Plaza Hareket Platformu Sözcüsü Hareket Akçay, işe iade davalarının 2017 öncesinde iki ay içinde sonuçlanmasının kanunla belirlendiğini hatırlatıyor.
YIĞILMA OLACAK
2017’de yapılan bir değişikliğin ise karmaşaya yol açtığını belirten Akçay, yaşananları şöyle özetliyor:
“İki ayla sınırlayan yasa yürürlükteyken bile dava müddeti itirazlarla birlikte dört ay üzere bir vakit alıyordu. Bu yüzden personelin çalışmadığı günler için alacağı tazminatı dört aylık maaş ve başka alacakları olacaktı. Lakin ilgili maddede 2017 yılında yapılan değişikle ‘İki ayda sona ermelidir’ tabiri ‘ivedilikle’ biçiminde değiştirildi. Bu da emekçinin mağduriyetini artıran çok daha uzayan davalar manasına geldi.”
Bu değişikliğin tazminat hesaplamalarını da karıştırdığını anlatan Akçay, “Eskiden dava müddeti de emekçinin tazminatına ekleniyordu. Şu anda döviz ve enflasyon karşısında eriyen ve geç gelen tazminatlar iş garantisini zalimce eziyor” dedi.
2018 yılında yapılan bir değişiklikle işe iade davalarında arabuluculuk uygulamasına geçildiğini de hatırlatan Akçay, bu hususta yaşanan problemleri da şöyle anlattı:
“Arabuluculuk evresi hak aramayı zorlaştırıyor. Patron çoğunlukla bu süreci emekçiyi oyalamak ve emekçiyi hak ettiğinden çok azına razı etmek için kullanıyor. Sistem personele işe dönmek istiyorsa 2-3 yıl aç kalmayı, işe geri çağrıldığında da ses çıkarmadan boyun eğmeyi mecburî kılan bir yapıya sahip. İşten çıkarma yasağının bitmesi ile birlikte bu şekil davalarda bir yığılma yaşanacağı çok açık.”
ARABULUCULUK KALKSIN
Mayıs ayı prestijiyle 2.2 milyon personelin kısa çalışma ve nakdi fiyat desteğiden yararlandığını hatırlatan Devrimci Personel Sendikaları Konfederasyonu (DİSK) Genel Lideri Dilek Çerkezoğlu ise işten çıkarma yasaklarının bitmesi ile birlikte bu personellerin önemli bir kısmının işten çıkarılma riskiyle yüz yüze olduğunu belirtti.

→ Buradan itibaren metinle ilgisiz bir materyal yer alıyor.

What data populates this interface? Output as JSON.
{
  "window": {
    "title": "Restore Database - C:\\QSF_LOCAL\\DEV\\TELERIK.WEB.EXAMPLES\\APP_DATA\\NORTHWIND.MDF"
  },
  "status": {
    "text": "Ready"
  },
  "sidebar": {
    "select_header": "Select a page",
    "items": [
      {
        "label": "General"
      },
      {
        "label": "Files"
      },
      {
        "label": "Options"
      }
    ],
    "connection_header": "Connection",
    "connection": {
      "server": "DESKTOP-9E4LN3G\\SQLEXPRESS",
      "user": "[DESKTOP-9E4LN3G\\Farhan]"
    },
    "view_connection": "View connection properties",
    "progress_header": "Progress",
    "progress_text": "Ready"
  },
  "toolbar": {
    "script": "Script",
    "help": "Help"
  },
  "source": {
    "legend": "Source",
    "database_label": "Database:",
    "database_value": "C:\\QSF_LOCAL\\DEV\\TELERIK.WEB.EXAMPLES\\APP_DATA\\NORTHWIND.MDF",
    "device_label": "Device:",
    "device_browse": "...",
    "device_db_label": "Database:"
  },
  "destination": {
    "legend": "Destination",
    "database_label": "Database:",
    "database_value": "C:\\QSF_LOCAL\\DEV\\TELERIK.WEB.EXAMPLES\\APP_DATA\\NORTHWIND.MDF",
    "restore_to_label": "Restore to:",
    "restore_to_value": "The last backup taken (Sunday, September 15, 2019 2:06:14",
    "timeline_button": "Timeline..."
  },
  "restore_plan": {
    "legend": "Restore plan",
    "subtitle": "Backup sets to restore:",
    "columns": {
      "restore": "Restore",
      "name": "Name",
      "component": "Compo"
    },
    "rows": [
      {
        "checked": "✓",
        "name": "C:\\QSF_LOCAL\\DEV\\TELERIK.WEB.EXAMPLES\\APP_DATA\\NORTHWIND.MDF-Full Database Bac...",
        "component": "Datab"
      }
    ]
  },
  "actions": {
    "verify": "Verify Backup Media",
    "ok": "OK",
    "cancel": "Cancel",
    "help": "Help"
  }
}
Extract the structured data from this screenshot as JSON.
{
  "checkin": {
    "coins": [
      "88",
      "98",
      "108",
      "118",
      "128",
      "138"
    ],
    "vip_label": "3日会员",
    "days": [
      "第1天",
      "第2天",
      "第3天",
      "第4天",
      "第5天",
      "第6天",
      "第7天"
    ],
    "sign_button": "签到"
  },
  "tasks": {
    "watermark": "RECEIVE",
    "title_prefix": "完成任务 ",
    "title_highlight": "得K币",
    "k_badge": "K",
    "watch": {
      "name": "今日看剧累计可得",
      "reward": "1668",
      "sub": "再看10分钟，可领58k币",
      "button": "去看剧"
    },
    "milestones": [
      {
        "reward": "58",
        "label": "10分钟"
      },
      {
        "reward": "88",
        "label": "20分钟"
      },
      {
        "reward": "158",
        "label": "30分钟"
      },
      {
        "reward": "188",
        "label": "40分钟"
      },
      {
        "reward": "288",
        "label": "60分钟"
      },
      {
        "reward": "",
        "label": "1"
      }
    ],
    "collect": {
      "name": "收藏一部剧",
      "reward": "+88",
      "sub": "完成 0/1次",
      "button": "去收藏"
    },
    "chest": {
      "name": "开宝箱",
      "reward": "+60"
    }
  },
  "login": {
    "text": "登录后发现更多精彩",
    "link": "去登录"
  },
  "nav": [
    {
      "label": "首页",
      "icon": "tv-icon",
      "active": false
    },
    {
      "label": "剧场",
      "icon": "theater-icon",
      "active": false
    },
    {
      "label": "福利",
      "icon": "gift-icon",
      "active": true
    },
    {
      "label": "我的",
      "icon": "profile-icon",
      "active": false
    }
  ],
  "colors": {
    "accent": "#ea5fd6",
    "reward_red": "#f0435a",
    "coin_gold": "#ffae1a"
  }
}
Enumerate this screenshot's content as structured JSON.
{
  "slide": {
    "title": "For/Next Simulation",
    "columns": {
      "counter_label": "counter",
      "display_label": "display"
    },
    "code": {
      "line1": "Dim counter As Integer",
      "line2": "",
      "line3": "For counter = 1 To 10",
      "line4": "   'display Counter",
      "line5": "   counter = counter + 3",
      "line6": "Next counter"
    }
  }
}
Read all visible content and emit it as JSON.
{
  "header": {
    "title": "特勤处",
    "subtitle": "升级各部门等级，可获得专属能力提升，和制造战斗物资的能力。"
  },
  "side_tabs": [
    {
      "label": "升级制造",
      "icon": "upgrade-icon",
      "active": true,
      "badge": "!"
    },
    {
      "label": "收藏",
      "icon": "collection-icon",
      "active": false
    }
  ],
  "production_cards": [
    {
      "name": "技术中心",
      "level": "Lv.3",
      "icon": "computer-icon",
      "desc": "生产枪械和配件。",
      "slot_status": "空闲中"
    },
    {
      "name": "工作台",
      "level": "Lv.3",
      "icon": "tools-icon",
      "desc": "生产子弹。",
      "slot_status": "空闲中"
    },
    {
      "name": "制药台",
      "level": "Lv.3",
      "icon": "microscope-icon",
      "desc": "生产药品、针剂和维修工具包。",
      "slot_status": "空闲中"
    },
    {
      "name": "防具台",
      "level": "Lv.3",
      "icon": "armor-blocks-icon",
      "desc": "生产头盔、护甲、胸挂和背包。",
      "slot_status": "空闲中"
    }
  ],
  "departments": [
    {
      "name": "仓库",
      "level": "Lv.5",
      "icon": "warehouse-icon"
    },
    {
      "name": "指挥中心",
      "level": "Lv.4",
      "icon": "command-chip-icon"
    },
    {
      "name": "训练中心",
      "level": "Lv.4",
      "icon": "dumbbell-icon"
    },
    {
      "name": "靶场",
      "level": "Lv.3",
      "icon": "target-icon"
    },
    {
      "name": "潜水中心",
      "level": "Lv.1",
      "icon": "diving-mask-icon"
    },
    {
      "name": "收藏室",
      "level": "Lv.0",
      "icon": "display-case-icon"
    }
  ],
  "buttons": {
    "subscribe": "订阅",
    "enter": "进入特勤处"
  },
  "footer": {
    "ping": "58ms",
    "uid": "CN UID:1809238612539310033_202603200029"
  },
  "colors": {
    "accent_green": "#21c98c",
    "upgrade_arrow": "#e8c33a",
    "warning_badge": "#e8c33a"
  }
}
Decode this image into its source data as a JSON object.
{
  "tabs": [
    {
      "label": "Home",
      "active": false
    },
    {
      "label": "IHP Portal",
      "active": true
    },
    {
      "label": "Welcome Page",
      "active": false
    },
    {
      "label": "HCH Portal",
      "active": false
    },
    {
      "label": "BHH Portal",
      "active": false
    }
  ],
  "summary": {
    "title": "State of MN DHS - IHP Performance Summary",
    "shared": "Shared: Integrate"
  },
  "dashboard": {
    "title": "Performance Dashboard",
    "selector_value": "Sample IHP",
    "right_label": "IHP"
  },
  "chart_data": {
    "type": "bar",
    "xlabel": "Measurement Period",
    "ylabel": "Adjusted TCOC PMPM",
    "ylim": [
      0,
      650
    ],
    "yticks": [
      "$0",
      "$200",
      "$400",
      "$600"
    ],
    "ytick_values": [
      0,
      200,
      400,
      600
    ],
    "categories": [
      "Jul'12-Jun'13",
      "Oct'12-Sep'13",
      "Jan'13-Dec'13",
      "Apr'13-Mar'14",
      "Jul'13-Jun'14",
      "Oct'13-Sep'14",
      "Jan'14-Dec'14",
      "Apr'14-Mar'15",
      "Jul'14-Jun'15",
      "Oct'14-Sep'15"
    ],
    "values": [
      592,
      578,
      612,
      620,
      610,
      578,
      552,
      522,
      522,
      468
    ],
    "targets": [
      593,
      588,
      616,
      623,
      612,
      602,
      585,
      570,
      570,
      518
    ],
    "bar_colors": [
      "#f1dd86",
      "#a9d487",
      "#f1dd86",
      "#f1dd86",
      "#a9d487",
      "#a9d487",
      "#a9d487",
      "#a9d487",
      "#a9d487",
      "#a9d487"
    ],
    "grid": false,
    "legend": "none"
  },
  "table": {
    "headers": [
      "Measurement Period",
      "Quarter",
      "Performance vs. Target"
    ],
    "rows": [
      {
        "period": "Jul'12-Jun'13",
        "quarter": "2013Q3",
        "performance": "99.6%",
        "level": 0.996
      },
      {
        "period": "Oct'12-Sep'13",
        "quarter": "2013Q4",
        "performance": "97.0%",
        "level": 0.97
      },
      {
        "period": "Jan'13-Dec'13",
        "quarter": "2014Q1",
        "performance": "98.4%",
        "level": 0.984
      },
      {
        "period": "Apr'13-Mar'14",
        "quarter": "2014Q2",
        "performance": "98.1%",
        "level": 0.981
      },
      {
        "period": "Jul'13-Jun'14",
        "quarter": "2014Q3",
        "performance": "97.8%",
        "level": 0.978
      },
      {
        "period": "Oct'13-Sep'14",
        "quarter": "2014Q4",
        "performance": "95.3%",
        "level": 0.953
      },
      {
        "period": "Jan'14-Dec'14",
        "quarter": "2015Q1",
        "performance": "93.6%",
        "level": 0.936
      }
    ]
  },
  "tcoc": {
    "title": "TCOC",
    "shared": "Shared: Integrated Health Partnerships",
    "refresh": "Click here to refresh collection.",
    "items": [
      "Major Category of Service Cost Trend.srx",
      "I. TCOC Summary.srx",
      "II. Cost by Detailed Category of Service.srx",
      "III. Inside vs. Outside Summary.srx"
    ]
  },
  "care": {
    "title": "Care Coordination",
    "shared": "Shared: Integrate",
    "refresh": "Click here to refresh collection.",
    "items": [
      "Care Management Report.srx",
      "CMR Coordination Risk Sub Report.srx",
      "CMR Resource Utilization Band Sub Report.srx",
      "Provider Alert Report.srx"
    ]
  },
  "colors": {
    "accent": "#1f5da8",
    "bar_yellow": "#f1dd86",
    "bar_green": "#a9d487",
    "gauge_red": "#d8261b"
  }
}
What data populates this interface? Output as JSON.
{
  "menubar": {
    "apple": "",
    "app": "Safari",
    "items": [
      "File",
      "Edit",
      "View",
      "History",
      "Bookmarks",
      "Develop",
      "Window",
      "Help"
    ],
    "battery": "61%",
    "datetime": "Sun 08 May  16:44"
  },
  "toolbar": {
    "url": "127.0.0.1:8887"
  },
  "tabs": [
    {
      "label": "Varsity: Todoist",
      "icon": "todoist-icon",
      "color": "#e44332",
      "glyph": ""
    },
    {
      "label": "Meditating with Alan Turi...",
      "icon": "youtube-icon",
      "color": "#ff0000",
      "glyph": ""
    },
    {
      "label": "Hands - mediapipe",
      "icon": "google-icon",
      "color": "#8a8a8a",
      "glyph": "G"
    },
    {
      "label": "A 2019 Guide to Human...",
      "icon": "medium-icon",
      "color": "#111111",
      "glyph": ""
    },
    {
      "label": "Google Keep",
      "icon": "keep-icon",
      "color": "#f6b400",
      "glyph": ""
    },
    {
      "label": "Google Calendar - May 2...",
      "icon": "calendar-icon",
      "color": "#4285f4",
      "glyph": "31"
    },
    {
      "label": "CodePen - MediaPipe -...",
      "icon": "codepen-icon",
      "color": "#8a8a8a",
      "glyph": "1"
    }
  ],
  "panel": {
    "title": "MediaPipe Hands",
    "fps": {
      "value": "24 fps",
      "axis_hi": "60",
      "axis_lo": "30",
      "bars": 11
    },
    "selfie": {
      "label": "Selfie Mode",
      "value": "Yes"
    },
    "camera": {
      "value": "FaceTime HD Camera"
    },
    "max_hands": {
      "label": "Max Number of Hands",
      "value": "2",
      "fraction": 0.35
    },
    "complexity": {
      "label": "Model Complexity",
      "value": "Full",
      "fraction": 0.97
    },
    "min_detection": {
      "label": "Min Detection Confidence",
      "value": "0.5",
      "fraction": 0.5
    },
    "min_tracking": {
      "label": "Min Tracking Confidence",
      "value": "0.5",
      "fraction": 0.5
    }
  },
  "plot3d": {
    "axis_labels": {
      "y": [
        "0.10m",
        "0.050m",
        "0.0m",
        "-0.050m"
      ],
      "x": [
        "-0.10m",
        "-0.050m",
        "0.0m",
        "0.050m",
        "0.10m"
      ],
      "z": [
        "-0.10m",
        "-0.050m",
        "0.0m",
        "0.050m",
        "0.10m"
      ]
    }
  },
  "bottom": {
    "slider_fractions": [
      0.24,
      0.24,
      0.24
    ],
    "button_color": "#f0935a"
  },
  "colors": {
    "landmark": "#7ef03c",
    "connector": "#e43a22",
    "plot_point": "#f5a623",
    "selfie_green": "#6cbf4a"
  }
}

Bu istikametteki bilgilerin eylül yahut ekim aylarında göstergelere yansıyacağını ve işe iade davalarında artış olacağını belirten Çerkezoğlu, şunları söylüyor:
“Bu davalarda arabuluculuk uygulamasının dava kuralı olması kabul edilemez. Bu kaide, personelin adalete erişimi engelleyici niteliktedir. Arabuluculuk uygulaması personellerin alacaklarının değerli bir kısmına patron tarafından el konulması formunda işliyor. Adaletten umudunu kesen ve nakde muhtaçlık duyan çalışanlar arabuluculuk etabında alacaklarının değerli bir kısmından vazgeçiyor.”
Dilek Çerkezoğlu, işten çıkarma yasağının pandemi sürecinde bütün istisnaları kaldırılarak devam etmesi ve fiyatsız müsaade uygulamasına son verilmesi taleplerini bir defa daha tekrarlıyor.
TABAN FİYAT DAYANAĞI SÜRECEK
Çalışma ve Toplumsal Güvenlik Bakanlığı, minimum fiyatla çalışan emekçilere 75 lira dayanak sağlanması kararını da içeren torba kanun teklifinin, TBMM Genel Kurulu’ndan geçerek kabul edildiğini açıkladı.
Açıklamada, bu kapsamda,
işgücü maliyetlerini düşürerek istihdamı korumak ve artırmak hedefiyle 2016’dan 2020 yılı
sonuna kadar sağlanan minimum fiyat dayanağının 2021’de de
süreceği vurgulandı. Günlük 2.50 lira, aylık ise 75 lira olan taban fiyat dayanağının finansmanı İşsizlik Sigortası Fonu’ndan karşılanacak.
Uygulamayla 1.4 milyon işletmeye 6.2 milyar lira dayanak sağlanacak. Takviyeden 9.3 milyon sigortalının faydalanacağı öngörülüyor.